さて、貴教育委員会が中沢啓治著『はだしのゲン』について、過激な描写が子どもにふさわしくないという理由で、閉架に置き、閲覧及び貸出を制限するように松江市の小中学校に求め、小中学校もそれに従ったということが報道されました。私たちはこの一連の閲覧制限措置について、子どもたちの学びや育ち、また人権の観点からも大きな問題があると考えますので、下記のとおり申し入れいたします。
記
小中学校における中沢啓治著『はだしのゲン』の閉架措置及び閲覧・貸出制限を速やかに撤回してください。
理由
- 私たちは、子どもたちが読書を楽しみ、知的好奇心をもって、自ら課題を発見し、探求し、さまざまな角度から考え、表現する活動を通して、豊かな知識と問題解決能力を身につけてほしいと願っています。さらにこのことは、将来子どもたちが民主主義社会の一員となり、豊かで創造的な生活を送ることにつながっていくと信じています。

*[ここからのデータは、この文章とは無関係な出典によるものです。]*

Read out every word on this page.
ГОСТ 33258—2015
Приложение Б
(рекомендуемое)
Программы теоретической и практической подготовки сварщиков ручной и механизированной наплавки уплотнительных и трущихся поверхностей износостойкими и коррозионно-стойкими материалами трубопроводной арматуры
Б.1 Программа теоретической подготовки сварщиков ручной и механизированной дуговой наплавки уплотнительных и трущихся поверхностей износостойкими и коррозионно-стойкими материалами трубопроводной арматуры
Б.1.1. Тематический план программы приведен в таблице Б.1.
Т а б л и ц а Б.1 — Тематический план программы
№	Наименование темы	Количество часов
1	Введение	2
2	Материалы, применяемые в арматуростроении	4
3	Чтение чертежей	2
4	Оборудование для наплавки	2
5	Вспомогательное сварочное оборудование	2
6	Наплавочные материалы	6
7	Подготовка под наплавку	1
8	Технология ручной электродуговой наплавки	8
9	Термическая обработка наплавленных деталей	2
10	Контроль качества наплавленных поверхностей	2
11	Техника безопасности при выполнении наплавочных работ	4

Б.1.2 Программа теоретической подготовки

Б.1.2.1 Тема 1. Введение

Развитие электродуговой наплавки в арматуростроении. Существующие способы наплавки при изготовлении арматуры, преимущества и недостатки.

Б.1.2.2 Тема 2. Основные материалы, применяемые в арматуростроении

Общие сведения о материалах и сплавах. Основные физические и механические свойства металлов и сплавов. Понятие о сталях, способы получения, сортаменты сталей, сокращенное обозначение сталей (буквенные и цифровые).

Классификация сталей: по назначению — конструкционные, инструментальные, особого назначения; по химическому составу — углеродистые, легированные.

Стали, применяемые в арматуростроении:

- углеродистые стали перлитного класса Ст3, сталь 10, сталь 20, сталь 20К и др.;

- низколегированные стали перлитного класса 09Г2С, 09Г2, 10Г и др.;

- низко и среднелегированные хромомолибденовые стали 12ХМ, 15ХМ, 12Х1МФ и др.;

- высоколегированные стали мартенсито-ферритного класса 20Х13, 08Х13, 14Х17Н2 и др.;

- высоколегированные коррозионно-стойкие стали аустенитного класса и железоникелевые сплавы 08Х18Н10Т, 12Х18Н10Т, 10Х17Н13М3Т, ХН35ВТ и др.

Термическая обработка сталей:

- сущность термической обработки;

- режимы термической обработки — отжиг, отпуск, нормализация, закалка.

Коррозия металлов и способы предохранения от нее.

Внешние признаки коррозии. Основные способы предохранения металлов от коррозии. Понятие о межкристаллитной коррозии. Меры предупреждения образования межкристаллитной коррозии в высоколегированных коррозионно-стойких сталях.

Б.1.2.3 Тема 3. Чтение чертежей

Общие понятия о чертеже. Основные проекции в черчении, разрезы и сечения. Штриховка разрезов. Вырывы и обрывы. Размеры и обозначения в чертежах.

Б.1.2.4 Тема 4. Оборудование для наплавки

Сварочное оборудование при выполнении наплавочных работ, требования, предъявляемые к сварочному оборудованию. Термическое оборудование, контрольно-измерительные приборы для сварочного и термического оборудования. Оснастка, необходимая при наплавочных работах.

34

こうした思考力・判断力・表現力を育むには、子どもたちが多様な情報や資料に出会うことが欠かせません。学校図書館の使命は、多様で幅広い情報や資料を収集し、整理し、提供することで、子どもたちの知る権利を保障し、子どもたちの豊かな学びや育ちを支えることにあります。
- 子どもたちの知る権利は、多様な情報や資料にいつでも自由にアクセスすることができる環境があって、はじめて十分に保障されます。開架にあるからこそ、子どもたちは本棚を見ているうちにさまざまな本と出会うことができるのです。閉架にあって、閲覧や貸出をするのに先生の許可が必要となると、子どもたちの心理的負担が大きくなり、読むのをためらったり、あきらめたりする子が少なからず出てきます。このような状況では、子どもたちの知る権利を保障しているということはできず、1.で述べたような力を育む教育にも大きな妨げになります。

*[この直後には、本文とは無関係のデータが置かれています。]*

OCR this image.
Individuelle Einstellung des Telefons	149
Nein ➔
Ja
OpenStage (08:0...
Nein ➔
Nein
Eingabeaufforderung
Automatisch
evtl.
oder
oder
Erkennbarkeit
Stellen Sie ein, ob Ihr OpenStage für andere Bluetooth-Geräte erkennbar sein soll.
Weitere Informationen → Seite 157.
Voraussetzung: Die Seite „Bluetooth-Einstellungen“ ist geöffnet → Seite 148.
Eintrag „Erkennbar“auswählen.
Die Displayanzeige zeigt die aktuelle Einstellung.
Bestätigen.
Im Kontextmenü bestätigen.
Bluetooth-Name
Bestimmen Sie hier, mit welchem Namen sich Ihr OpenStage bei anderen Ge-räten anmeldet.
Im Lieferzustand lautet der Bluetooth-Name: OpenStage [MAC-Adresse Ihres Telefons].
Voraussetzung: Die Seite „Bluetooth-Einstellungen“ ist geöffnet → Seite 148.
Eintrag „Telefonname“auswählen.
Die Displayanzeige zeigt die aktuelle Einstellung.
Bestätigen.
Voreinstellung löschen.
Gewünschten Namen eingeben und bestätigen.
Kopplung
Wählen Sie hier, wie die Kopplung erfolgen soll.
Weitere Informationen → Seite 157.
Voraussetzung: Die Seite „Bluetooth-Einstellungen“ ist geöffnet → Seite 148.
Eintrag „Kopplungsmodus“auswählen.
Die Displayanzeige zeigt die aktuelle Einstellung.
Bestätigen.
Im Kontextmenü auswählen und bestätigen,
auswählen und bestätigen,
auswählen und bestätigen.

- 問題があるとされる資料を学校図書館で自由に手にとれなくする措置は、学校図書館は資料の内容によっては自由に読むことを制限する場所だという意識を子どもたちに与え、学校図書館への信頼を減じる結果にもなります。それだけにとどまらず、子どもたちは問題があるとされる思想や表現を目の前にしたときに、自分の頭で考えるのではなく、隠したり、排除したりすることを安易に考えるようになります。
- 学校図書館の資料の選択や除去は、各学校の子どもたちの状況や教育課程をよく理解している学校職員がおこなうことで、子どもたちや教育活動のニーズにあった、より教育的効果の高い蔵書形成とサービスをしていくことができます。しかるに今回は、教育委員会が校長会で強制的な効果を伴うような要請をし、学校内でも十分な議論を経ずに制限措置を実施しています。
子どもたちの教育に関わる問題は、学校内できちんと議論し、さらには子どもたちや保護者、住民もいっしょになって考えていくことが大切です。こうしたプロセスがまさに子どもたちの「生きる力」を育み、地域や学校の教育力を向上することにつながっていきます。
- 『はだしのゲン』は、全国の多くの学校図書館に所蔵され、平和学習の資料として一定の評価を得ており、子どもたちは日常的に読み親しんで、戦争や原爆の悲惨さについて学んでいます。こうしたことからも、この本に含まれる暴力的な描写が過度なものと言うことはできず、今回の措置は過剰な対応だと言わざるをえません。